Machine learning could help predict the seasonal cycle of Covid-19

Chloe Kent 27 May 2020 (Last Updated May 27th, 2020 11:13)

Scientists at Lawrence Berkeley National Laboratory are using machine learning methods to process a plethora of health and environmental datasets to assess whether or not Covid-19 has a seasonal response. Verdict Medical Devices speaks to Berkeley Lab computational biologist Ben Brown, who is leading the machine learning analysis, to learn more.

Machine learning could help predict the seasonal cycle of Covid-19
In general the seasonality of respiratory viruses is a complex problem. Credit: Shutterstock

Covid-19 is set to take a toll on global healthcare systems until at least the end of 2020, and most likely well into 2021. Among the many unanswered questions is whether the disease has a seasonal element like influenza, and will naturally wane over the summer before resurging in the winter.

Scientists at Lawrence Berkeley National Laboratory in California are now using machine learning to process global health and environmental datasets to find an answer.

Berkeley Lab computational biologist Ben Brown says: “Our base data builds on the amazing work that Bin Yu and her group at UC Berkeley has done in compiling and QCing many data sources: Covid cases, plus demographic and socioeconomic information as well as population health status data.

“We will add high-resolution weather parameters, anonymised mobility data from cell phones – the mobility data will quantitatively account somewhat for public health interventions like shelter-in-place – and other factors like testing rates to estimate the true case numbers will also be explored.”

Research has already indicated that Covid-19 could be seasonal

The initial goal is to predict, for each US county, how environmental factors can be expected to influence the spread of the virus.

The huge number of variables assessed in the research would be almost impossible to detangle without the help of artificial intelligence (AI). Although social contact rates are still the main way the disease is spread, factors like temperature, humidity and UV index have all been associated with Covid-19 transmission. Alongside this, there’s an extent to which they all impact each other – weather, for example, directly impacts how much time people are likely to spend outdoors.

Research from the US National Biodefense Analysis and Countermeasures Center has already indicated that Covid-19 could be seasonal. It was found that under sunlight and humidity on various surfaces, the virus lost viability in less than an hour, but in darkness and low temperatures it remained stable for eight days.

The Berkeley researchers don’t expect that climate will be suddenly revealed as a dominant factor in the spread of the disease, but there could be important interactions between the different variables. It appears to have spread far more slowly in the southern hemisphere than in the northern hemisphere, for example. While many factors could contribute to this, it’s key to note that the warmer summer months in the southern hemisphere are December, January and February, when Covid-19 was beginning to take hold around the world and it was winter in the north.

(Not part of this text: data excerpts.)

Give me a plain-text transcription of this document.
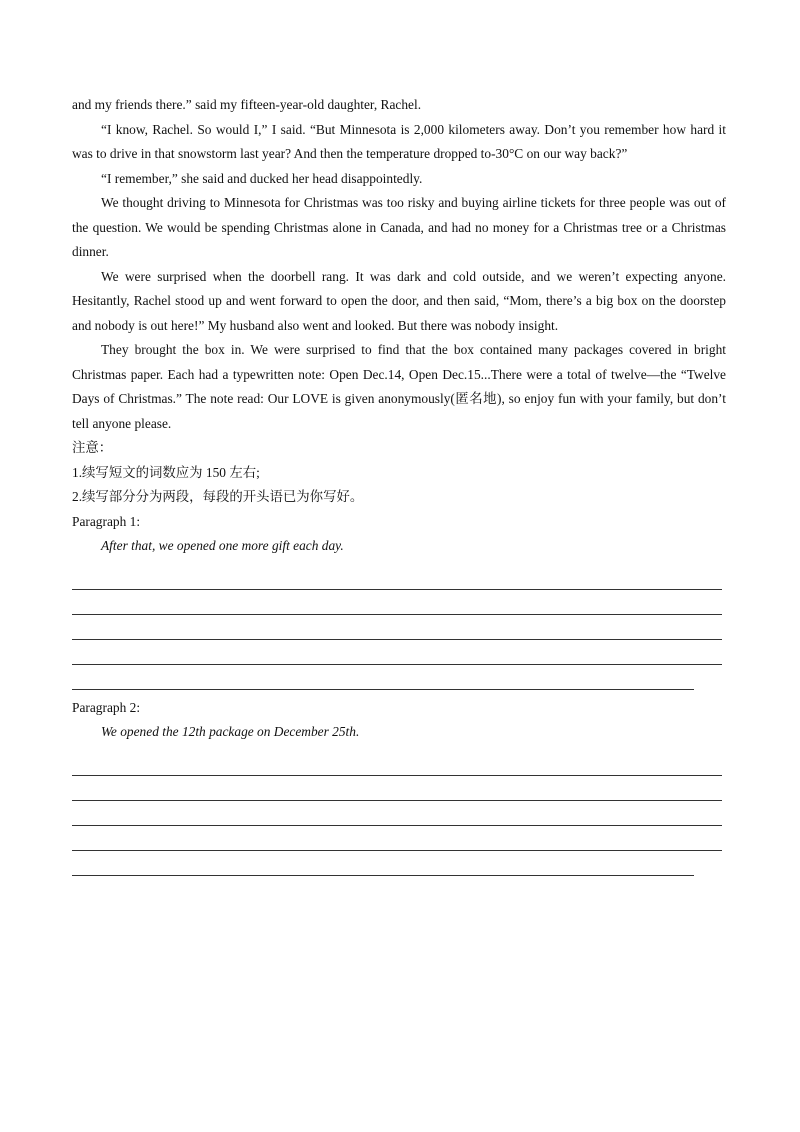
and my friends there.” said my fifteen-year-old daughter, Rachel.

“I know, Rachel. So would I,” I said. “But Minnesota is 2,000 kilometers away. Don’t you remember how hard it was to drive in that snowstorm last year? And then the temperature dropped to-30°C on our way back?”

“I remember,” she said and ducked her head disappointedly.

We thought driving to Minnesota for Christmas was too risky and buying airline tickets for three people was out of the question. We would be spending Christmas alone in Canada, and had no money for a Christmas tree or a Christmas dinner.

We were surprised when the doorbell rang. It was dark and cold outside, and we weren’t expecting anyone. Hesitantly, Rachel stood up and went forward to open the door, and then said, “Mom, there’s a big box on the doorstep and nobody is out here!” My husband also went and looked. But there was nobody insight.

They brought the box in. We were surprised to find that the box contained many packages covered in bright Christmas paper. Each had a typewritten note: Open Dec.14, Open Dec.15...There were a total of twelve—the “Twelve Days of Christmas.” The note read: Our LOVE is given anonymously(匿名地), so enjoy fun with your family, but don’t tell anyone please.

注意：

1.续写短文的词数应为 150 左右;

2.续写部分分为两段，每段的开头语已为你写好。

Paragraph 1:

After that, we opened one more gift each day.

Paragraph 2:

We opened the 12th package on December 25th.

Could winter weather increase the spread of Covid-19?

The key question now is whether there will be an increase in transmission in the southern hemisphere as it moves into winter throughout June, July and August, and whether autumn or winter in late 2020 could therefore lead to a second wave in the US and the northern hemisphere.

Brown says: “In general the seasonality of respiratory viruses is a complex problem, even more complex when the virus has not reached equilibrium with the population in terms of exposure and immunity, as is the case with Covid-19.

“However, being able to accurately identify how specific factors like temperature, humidity, UV and wind speed influence virus transmission, either directly through effects on virus viability/aerosol dynamics or indirectly through impacts on human physiology or behaviour, would allow for improved prediction and development of public health strategies.”

The Berkeley Lab research team hopes to have the first phase of its work complete by late summer or early autumn in the US. After this, they plan to move into making projections under different scenarios, to try and aid in public health decisions. The different data scenarios they hope to try out include the impact of continued social distancing, the presence of vaccines or some level of herd immunity in different parts of the US.

“We are focusing on the US for now due to data availability,” Brown says. “If we are successful in identifying robust relationships with weather parameters, we could use the same models to determine what influence seasonal weather factors might have on Covid transmission as the southern hemisphere moves into winter.”